Nell'ultimo mese, la necessità di mettere in sicurezza i cittadini a causa del Coronavirus ha portato il Governo a stabilire nuove regole per incentivare il lavoro da casa.
Nuove regole del telelavoro: Decreto 1° marzo 2020
In seguito all'emergenza causata dal COVID-19, il Presidente del Consiglio ha incentivato enti e amministrazioni ad adottare il telelavoro, per tutte le attività che possono essere svolte da casa.

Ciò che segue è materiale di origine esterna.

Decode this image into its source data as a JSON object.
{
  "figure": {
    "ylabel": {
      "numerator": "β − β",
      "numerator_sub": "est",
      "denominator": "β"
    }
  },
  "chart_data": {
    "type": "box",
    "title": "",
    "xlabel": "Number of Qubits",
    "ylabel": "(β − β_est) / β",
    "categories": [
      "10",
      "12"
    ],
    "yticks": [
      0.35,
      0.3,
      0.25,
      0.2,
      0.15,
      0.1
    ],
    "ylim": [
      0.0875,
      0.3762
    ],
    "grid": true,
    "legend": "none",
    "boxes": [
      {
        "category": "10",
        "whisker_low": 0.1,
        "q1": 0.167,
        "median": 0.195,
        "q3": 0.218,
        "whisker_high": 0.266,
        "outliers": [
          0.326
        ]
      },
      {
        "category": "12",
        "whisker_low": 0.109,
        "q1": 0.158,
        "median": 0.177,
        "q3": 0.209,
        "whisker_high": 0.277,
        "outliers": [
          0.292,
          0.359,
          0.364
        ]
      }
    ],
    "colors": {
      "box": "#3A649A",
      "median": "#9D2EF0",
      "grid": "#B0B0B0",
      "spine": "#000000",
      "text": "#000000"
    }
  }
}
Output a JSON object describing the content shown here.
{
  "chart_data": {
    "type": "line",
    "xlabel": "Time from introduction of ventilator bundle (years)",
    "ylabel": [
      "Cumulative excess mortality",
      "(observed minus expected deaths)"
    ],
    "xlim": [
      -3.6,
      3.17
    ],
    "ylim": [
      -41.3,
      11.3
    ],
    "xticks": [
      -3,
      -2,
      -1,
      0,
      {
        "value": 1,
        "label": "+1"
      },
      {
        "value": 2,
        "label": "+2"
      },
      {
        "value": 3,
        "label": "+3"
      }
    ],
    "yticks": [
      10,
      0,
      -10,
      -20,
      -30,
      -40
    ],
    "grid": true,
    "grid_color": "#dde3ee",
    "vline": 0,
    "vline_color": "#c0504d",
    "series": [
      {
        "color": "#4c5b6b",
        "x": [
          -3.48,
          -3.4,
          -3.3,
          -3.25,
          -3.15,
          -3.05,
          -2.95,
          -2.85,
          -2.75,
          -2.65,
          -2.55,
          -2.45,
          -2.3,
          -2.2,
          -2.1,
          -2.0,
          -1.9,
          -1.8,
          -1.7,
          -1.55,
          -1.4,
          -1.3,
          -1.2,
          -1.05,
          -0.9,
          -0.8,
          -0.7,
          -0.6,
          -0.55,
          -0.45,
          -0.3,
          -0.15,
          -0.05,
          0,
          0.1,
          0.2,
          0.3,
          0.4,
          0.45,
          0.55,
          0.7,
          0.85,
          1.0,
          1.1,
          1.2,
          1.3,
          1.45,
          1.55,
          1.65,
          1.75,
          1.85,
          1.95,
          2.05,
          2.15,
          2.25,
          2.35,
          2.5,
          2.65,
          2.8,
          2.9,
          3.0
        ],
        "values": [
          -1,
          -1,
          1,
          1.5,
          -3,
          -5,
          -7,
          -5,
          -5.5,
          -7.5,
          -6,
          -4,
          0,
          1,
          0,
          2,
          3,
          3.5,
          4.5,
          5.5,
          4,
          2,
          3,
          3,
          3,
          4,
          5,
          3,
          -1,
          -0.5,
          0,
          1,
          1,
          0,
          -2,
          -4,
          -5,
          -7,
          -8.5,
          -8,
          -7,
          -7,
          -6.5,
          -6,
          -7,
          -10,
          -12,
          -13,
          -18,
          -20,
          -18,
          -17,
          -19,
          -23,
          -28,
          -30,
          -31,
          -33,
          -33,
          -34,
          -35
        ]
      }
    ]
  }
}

Il primo è stato il Decreto attuativo n.6 del 23 febbraio 2020 che contiene regole urgenti per attuare subito il lavoro agile in azienda e nella PA: per esempio si può attuare fin da subito anche senza accordo preventivo col dipendente.
Il decreto del 1° marzo 2020, confermato da quello del 4 marzo 2020, ha chiarito ulteriormente alcuni aspetti. Per esempio, si è creata una procedura semplificata per caricare in modo massivo le comunicazioni di smart working. Infatti, a partire dal 15 novembre 2017 le aziende che sottoscrivono contratti di questo tipo coi propri dipendenti devono comunicarlo al Ministero del Lavoro attraverso l'apposito sistema. Tutte le indicazioni in tal senso sono riportare sulla pagina online del Ministero dedicata allo smart working.